This is why it is so widely found that the poor in any country are inevitably much worse off after a public service is privatised. As a recent literature review sums up : 'The effects of privatisation bear most radically on the poorest in the community; there is widespread evidence of more cut-offs in service and generally a harsher attitude towards low-income "customers." Water in Britain is a case in point. Water and sewerage bills increased by an average of 67 percent between 1989/90 and 1994/95, and during roughly the same period the rate of disconnections due to non-payment by 177 percent. The inflexibility and hostility which often characterised public utilities attitude towards non-payment has, over the same period, been replaced by an emphasis on pre-payment meters and "self-disconnection" as public goods have been commodified.' [Hemson, 1997, quoted in Patrick Bond, "Privatisation, participation and protest in the restructuring of municipal services", 2001]
 
It is not only the poor who are worse off. It is now increasingly evident that private companies are less likely to observe safety norms, regulate production and distribution in socially desirable ways, and also that they tend to behave in monopolistic ways whenever they get the opportunity.

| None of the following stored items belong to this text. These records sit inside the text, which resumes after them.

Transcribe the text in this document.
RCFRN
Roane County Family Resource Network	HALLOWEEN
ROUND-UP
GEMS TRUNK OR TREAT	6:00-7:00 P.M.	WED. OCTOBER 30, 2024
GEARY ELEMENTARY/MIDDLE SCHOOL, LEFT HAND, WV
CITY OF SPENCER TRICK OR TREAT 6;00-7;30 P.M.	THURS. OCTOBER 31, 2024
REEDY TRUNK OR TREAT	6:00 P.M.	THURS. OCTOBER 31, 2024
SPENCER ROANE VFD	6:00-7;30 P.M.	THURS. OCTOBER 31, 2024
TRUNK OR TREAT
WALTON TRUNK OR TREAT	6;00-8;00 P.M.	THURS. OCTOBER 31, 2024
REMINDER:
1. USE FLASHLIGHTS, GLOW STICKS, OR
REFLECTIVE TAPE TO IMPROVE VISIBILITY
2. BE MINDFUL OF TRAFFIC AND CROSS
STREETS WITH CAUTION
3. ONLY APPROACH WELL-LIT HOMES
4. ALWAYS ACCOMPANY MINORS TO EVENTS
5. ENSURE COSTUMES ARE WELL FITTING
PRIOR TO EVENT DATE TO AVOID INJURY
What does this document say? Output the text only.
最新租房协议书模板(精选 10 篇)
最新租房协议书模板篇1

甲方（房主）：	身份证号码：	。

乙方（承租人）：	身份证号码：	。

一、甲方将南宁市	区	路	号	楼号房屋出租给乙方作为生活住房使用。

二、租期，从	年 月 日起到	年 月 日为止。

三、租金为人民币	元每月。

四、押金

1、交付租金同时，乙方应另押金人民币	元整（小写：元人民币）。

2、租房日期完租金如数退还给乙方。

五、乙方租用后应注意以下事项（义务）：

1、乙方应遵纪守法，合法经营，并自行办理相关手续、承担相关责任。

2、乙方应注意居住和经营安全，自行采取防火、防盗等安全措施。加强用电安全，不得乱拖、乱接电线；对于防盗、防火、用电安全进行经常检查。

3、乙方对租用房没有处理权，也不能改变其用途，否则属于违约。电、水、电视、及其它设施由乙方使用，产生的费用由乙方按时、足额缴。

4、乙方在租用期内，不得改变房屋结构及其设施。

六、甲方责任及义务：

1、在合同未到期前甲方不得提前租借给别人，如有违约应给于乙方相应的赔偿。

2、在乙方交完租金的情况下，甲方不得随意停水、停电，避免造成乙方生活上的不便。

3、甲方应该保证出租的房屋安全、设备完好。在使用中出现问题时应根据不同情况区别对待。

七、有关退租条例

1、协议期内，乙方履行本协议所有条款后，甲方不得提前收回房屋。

Of course, it is not hard to understand why there is such a strong private lobby for such privatisation within South Africa, coming from multinational companies. Privatised South African infrastructure is potentially highly profitable, with Internal Rates of Return approaching 30 percent. In South Africa such pressure was reinforced by systematic pressure form the World Bank and its sister organisation the International Finance Corporation, which have been systematically promoting what they call "public-private partnerships".
 
It is well known now that these are usually a combination of public risk bearing and private profit, but the World Bank has been plugging these as the only solution to the regions severe infrastructure inadequacy. The IMF also has been aggressively promoting these : a recent random review of 40 IMF loans issued in 2000, it was found that at least 12 of these loans (mainly to poor Sub-Saharan African countries) the IMF conditionalities required either the full privatisation of water supply or policies ensuring full cost recovery.
 
But soon, the World Bank may not be the only source of such pressure. There are strong indications that the United States and some other developed countries wish to incorporate public services into the ongoing negotiations of the General Agreement on Trade in Services (GATS). The potential for opening up in this area is immense, once all public services are targeted. It means that health, water supply, sanitation, education, social security, transport, postal services, general municipal, can all be opened up not only to private participation but also to free trade.

 
It is obvious that the potential for profits is immense. One estimate of the current size of the global health market is more than $3.5 trillion a year, which is more that the total value of exports from all OECD countries. Similarly, global expenditure on education is estimated to be 42 trillion, and even on water, as much as $2 trillion.
 
This is not a market that major multinational companies can afford to ignore, especially as the slowdown in a range of other sectors becomes more pronounced. We can thus expect to see such pressure mounting across the developing world, and of course in India as well.
 
The sad reality is that many of our policy makers do not even require much external pressure to go in for such privatisation. Thus, in the state of Andhra Pradesh whose government has already become the most eager beaver of privatisers, the Hyderabad Metropolitan Water Supply and Sewerage Board is considering privatising the operation, maintenance and functioning of water supply in Kukatpally as a pilot project for one year.
 
We have been seeing dismal pictures of farmers and weavers in Andhra Pradesh committing suicide because of the material stress which has been exacerbated by government policies. Perhaps, in the not so distant future, we will have to witness more instances of human misery stemming from deprivation of the most basic of human needs – water.